Dodgeball isn’t just for gym class anymore. 

Kevin Frye, a sophomore biology major, was inspired to bring dodgeball to Indiana after transferring from the University of Kentucky to Ball State. In August 2017, he founded the state’s first college dodgeball team affiliated with the National Collegiate Dodgeball Association. 

Ball State’s Dodgeball Club has more than 20 diverse members who practice and compete together against other colleges. 

Interested in joining? 

The Dodgeball Club meets from 9-10 p.m.

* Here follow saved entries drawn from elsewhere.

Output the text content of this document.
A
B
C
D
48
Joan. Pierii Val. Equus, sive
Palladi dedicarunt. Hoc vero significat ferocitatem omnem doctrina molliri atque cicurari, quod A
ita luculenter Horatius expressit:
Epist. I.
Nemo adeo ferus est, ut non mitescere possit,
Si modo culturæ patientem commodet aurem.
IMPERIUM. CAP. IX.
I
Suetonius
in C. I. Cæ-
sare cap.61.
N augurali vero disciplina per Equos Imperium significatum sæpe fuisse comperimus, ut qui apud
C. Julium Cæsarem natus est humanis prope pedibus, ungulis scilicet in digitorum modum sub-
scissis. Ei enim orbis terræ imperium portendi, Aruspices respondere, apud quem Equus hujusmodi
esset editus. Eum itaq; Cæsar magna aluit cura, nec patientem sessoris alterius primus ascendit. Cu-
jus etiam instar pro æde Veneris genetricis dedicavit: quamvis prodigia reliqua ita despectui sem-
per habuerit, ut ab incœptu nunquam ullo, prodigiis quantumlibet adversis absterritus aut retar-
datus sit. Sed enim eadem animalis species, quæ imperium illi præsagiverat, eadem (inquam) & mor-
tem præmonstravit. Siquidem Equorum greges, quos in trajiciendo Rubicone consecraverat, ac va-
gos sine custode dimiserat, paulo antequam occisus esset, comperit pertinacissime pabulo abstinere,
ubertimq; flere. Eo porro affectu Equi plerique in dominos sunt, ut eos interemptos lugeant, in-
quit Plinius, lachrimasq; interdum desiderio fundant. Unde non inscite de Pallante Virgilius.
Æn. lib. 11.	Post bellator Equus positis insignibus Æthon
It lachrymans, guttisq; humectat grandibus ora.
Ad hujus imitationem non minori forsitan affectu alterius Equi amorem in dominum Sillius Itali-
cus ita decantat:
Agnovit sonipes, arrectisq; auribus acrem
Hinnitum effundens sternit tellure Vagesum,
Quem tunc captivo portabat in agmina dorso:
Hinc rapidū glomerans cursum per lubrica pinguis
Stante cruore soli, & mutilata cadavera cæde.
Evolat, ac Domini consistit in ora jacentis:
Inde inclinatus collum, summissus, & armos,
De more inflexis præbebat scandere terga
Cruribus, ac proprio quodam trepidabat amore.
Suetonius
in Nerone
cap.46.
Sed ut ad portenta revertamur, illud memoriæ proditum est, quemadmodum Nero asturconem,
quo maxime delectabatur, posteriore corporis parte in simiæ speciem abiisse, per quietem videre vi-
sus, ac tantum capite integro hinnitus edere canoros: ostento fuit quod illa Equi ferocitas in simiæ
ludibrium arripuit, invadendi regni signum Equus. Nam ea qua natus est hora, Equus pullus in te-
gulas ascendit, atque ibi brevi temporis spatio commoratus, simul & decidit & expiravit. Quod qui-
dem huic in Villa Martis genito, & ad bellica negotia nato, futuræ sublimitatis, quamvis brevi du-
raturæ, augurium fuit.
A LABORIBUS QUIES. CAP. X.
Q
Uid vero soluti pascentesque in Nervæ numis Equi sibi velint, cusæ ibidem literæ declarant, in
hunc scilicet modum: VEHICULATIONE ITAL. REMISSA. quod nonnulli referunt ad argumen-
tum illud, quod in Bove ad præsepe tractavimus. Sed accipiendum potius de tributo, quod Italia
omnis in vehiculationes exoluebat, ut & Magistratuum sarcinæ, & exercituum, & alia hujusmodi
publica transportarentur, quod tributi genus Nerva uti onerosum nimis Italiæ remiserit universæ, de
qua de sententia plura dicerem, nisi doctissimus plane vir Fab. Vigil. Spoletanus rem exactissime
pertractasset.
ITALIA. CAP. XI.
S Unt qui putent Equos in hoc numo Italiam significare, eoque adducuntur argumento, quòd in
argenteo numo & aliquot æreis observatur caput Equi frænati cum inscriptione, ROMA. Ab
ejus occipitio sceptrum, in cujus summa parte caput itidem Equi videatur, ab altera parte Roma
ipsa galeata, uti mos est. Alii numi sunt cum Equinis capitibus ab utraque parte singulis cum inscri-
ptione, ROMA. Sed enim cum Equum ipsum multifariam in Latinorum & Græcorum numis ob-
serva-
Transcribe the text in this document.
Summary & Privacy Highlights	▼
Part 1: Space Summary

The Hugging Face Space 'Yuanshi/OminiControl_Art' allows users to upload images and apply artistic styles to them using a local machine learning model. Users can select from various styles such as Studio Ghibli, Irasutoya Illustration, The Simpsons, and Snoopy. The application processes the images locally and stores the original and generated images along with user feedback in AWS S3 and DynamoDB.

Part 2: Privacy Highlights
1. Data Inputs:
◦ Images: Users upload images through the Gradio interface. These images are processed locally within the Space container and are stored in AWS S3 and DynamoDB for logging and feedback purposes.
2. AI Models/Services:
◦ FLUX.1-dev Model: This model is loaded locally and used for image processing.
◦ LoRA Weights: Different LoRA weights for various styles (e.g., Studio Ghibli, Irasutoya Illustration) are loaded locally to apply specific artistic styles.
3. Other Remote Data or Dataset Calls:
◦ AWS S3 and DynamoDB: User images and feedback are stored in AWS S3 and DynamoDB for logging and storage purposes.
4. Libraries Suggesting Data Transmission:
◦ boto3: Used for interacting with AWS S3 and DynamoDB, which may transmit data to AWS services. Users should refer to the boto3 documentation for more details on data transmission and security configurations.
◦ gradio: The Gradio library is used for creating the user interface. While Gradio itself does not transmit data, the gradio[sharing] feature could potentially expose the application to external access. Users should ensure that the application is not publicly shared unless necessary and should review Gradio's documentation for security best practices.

Mondays and Wednesdays in room 141 of the Student Recreation Center.

When the club started, Frye said he was not expecting so many people to join, and he believes that the popularity of dodgeball is growing on campus because of the game’s addictive nature.

“Once people play [dodgeball], it just sticks, and then you have to keep playing,” Frye said. “It just grows on its own."

Frye describes the twice-per-week practices as relaxed and welcoming even though collegiate dodgeball is more vigorous than what students would be familiar with.

“[Collegiate dodgeball] gives more of a competitive edge, but [it] doesn’t lose the fun of it,” Frye said. “With any other sports, something gets competitive, and you lose the fun.” 

Cordell Pressler, a freshman social work major and the assistant captain of the Dodgeball Club, found dodgeball through Facebook and said he has found that playing the sport helps him destress from college life.

“Everybody just fell in love with the one gym day that all the dodgeballs were let loose, so it just kind of brings back that nostalgia,” Pressler said.

Pressler also said Dodgeball Club allowed him to build many friendships with fellow players.

“Coming down to Ball State, I didn’t really know anybody, but through practices and playing in an intramural club, it just really opened new doors for me,” Pressler said.

The club is always accepting new players and will host a home tournament in March and hopes to travel to the national tournament in April, which Frye predicts will promote further the growth of the sport.

“Hopefully, it grows out to other schools in Indiana and people start up teams there,” Frye said. “At Ball State, I feel like it’s going to be pretty big within the next 2 to 3 years.”